General laws could also be used to transmit knowledge and encourage spontaneous order in human societies (much like the use of Adam Smith’s invisible hand in economics). He also stressed the importance of individuals being responsible for their actions in order to encourage others to respect the law.
Friedman’s chief argument about neoliberalism can be described as a consequentialist libertarian one: that the reason for adopting minimal government interference in the economy is for its beneficial consequences, and not any ideological reason. At the heart of economic neoliberalism are various theories that prove the economic neoliberal ideology.
Neoliberal economics in the 1920s took the ideas of the great liberal economists, such as Adam Smith, and updated them for the modern world. Friedrich Hayek‘s ideas on information flow, present in classical neoliberalism, were codified in economic form under the Austrian School as the economic calculation problem.
This problem of information flow implied that a decentralised system, in which information travelled freely and was freely determined at each localised point (Hayek called this catallaxy), would be much better than a central authority trying to do the same, even if it was completely efficient and was motivated to act in the public good.In this view, the free market is a perfect example of such a system in which the market determined prices act as the information signals flowing through the economy.
Actors in the economy could make decent decisions for their own businesses factoring in all the complex factors that led to market prices without having to understand or be completely aware of all of those complex factors.
In accepting the ideas of the Austrian School regarding information flow, economic neoliberals were forced to accept that free markets were artificial, and therefore would not arise spontaneously, but would have to be enforced, usually through the state and the rule of law. In this way, economic neoliberalism enshrines the role of the state and becomes distinct from libertarian thought.
However, in accepting the ideas of self-regulating markets, neoliberals drastically restrict the role of the government to managing those forms of market failure that the neoliberal economics allowed: property rights and information asymmetry.
This restricted the government to maintaining property rights by providing law and order through the police, maintaining an independent judiciary and maintaining the national defence, and basic regulation to guard against fraud. This made neoliberal economics distinct from Keynesian economics of the preceding decades.
These ideas were then developed further. Milton Friedman introduced the idea of adaptive expectations during the stagflation of the 1970s, which described why government interference (in the form of printing money) resulted in increasing inflation, as shop owners started to predict the rate of increase in the money supply, rendering the government action useless.
This developed into the idea of rational expectations, which showed that all government interference useless and disruptive because the free market would predict and undermine the government’s proposed action.
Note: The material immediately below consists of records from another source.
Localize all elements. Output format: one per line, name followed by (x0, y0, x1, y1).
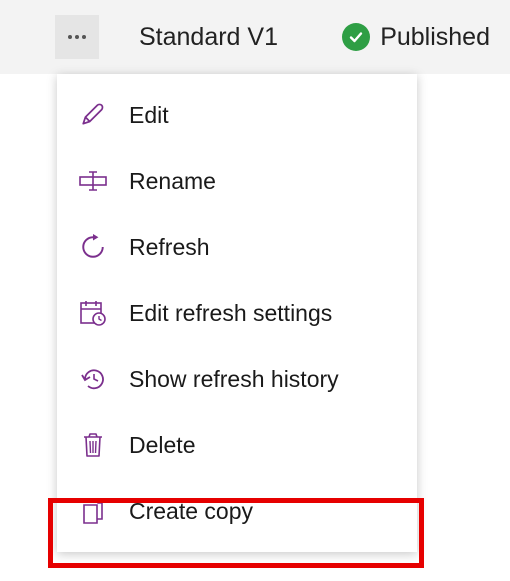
trash-icon (79, 431, 107, 459)
check-circle-icon (342, 23, 370, 51)
toolbar-header: Standard V1 Published (0, 0, 510, 74)
calendar-clock-icon (79, 299, 107, 327)
menu-item-label: Delete (129, 432, 195, 459)
context-menu: Edit Rename Refresh Edit refresh setting… (57, 74, 417, 552)
status-label: Published (380, 23, 490, 52)
menu-item-delete[interactable]: Delete (57, 412, 417, 478)
menu-item-label: Edit refresh settings (129, 300, 332, 327)
menu-item-refresh[interactable]: Refresh (57, 214, 417, 280)
menu-item-show-refresh-history[interactable]: Show refresh history (57, 346, 417, 412)
pencil-icon (79, 101, 107, 129)
more-options-button[interactable] (55, 15, 99, 59)
menu-item-label: Refresh (129, 234, 210, 261)
menu-item-edit-refresh-settings[interactable]: Edit refresh settings (57, 280, 417, 346)
history-icon (79, 365, 107, 393)
menu-item-label: Show refresh history (129, 366, 339, 393)
copy-icon (79, 497, 107, 525)
menu-item-rename[interactable]: Rename (57, 148, 417, 214)
menu-item-create-copy[interactable]: Create copy (57, 478, 417, 544)
ellipsis-icon (67, 34, 87, 40)
menu-item-label: Create copy (129, 498, 253, 525)
item-title: Standard V1 (139, 23, 278, 52)
menu-item-edit[interactable]: Edit (57, 82, 417, 148)
rename-icon (79, 167, 107, 195)
menu-item-label: Rename (129, 168, 216, 195)
menu-item-label: Edit (129, 102, 169, 129)
publish-status: Published (342, 23, 490, 52)
refresh-icon (79, 233, 107, 261)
At the same time, the efficient market hypothesis assumed that, because of catallaxy, the market could not be informationally wrong.
Or, to paraphrase the famous quote of Warren Buffett, “the market is there to inform you, not serve you”. Combined with rational expectations, this showed that markets would be self-regulating, and that regulation was unnecessary and disruptive.
Additionally, many theories were developed which showed that the free market would produce the socially optimum equilibrium with regard to production of goods and services, such as the fundamental theorems of welfare economics and general equilibrium theory, which helped prove further that government intervention could only result in making society worse off (see Pareto efficient).